Multiple VPNs & Cloud Providers: Expanding the orchestration scripts to support OpenVPN, IPsec, and deploying nodes in AWS/GCP to test inter-cloud latency.

Security

HTTPS: All web traffic is strictly encrypted via Caddy and Let's Encrypt.
SSH Keys: The Backend authenticates to the Benchmark Node using an ED25519/RSA SSH keypair, completely disabling password authentication.
Email Validation: Results are tied to the email address provided, preventing spam and ensuring the requester receives their specific data.
Unique Report Tokens: Benchmark URLs utilize long, cryptographically secure hashes (e.g., UUIDv4). They cannot be easily enumerated or scraped by third parties.
Future Improvements: Implementing strict API rate limiting, adding Cloudflare proxy layers to absorb DDoS attacks against the Caddy server, and hardening the Docker networking namespaces.

Lessons Learned

The architecture of VPNLens is a product of iterative discovery.

Initially, the project was conceived as a static evaluation—a one-time manual comparison between WireGuard and Headscale. We quickly learned that manual network benchmarking is fundamentally flawed. Running iperf3 over SSH skewed the CPU results due to the overhead of SSH encrypting the terminal output. Failing to cleanly tear down the Linux network stack between protocol switches resulted in routing table collisions.

These lessons forced the evolution from a simple script into a robust platform. The Two-Server model was adopted specifically to cure the "observer effect." The queue system was implemented because overlapping tests corrupted the data. The architecture evolved organically to protect the integrity of the metrics.

Conclusion

The architecture of VPNLens reflects a rigorous approach to systems evaluation.
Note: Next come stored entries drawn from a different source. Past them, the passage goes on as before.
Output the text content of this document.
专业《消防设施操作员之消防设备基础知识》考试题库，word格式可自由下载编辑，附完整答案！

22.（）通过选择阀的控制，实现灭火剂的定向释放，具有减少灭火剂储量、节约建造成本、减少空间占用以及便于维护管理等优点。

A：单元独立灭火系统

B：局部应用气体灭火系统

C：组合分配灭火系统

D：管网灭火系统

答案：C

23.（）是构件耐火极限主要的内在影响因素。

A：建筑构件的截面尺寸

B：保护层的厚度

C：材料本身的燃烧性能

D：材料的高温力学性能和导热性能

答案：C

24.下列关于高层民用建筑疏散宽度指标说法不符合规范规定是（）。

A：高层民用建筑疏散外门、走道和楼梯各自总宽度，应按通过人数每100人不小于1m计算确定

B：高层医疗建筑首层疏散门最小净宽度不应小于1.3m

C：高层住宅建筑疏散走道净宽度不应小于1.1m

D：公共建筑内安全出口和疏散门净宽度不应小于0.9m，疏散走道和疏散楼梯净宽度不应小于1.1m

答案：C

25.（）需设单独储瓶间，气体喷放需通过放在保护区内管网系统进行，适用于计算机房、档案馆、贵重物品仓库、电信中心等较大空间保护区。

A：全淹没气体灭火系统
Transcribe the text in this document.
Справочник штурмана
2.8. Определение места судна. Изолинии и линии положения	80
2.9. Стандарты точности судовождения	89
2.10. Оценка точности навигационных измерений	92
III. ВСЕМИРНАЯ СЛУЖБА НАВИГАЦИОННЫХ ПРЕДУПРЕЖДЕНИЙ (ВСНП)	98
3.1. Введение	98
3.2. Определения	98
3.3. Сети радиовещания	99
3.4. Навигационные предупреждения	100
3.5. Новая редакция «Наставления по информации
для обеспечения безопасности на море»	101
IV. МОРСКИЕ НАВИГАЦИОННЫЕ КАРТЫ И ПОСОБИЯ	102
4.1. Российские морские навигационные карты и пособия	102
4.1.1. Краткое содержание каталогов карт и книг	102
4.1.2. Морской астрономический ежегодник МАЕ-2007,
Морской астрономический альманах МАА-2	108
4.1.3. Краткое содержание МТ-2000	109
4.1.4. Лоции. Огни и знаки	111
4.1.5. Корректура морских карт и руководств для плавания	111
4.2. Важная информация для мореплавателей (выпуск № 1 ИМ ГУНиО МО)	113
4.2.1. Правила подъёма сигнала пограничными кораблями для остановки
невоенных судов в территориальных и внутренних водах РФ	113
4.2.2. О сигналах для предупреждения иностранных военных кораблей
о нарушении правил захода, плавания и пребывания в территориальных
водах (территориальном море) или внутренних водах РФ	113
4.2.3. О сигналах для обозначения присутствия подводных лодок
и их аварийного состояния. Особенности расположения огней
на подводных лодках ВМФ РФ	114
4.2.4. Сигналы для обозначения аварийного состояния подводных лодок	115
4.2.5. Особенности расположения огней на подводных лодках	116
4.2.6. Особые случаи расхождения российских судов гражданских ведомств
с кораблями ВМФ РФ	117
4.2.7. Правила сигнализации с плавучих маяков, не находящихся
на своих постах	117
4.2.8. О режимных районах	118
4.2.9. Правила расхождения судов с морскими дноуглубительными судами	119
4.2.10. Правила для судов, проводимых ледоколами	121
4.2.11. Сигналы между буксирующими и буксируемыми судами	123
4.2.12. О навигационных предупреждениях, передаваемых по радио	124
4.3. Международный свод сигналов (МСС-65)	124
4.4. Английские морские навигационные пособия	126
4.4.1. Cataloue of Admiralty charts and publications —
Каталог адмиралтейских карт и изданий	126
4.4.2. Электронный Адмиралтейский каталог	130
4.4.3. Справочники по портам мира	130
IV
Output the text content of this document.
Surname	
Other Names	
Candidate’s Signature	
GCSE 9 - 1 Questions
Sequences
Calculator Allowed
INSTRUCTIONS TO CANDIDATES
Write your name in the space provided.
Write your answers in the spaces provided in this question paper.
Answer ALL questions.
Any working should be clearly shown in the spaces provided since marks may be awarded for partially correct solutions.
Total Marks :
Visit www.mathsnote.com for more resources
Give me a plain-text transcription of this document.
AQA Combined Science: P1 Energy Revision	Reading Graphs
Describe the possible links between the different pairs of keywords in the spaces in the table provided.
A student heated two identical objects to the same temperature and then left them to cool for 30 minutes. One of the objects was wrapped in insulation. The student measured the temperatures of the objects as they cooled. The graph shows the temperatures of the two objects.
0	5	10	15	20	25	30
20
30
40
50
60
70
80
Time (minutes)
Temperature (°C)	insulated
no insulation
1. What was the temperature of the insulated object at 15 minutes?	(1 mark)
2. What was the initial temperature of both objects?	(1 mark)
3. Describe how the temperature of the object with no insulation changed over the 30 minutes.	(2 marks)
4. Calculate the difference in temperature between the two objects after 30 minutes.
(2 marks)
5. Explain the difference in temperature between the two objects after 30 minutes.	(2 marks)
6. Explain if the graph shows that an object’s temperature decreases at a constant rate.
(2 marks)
By isolating load generation, enforcing sequential execution, and automating the testing lifecycle, the platform guarantees that its output reflects the genuine performance characteristics of the underlying VPN protocols, rather than the noise of the testing environment.

This foundation enables accurate, data-driven decisions. The logical next step in understanding VPNLens is examining how this theoretical architecture maps to physical cloud resources, which is detailed in the Infrastructure setup documentation.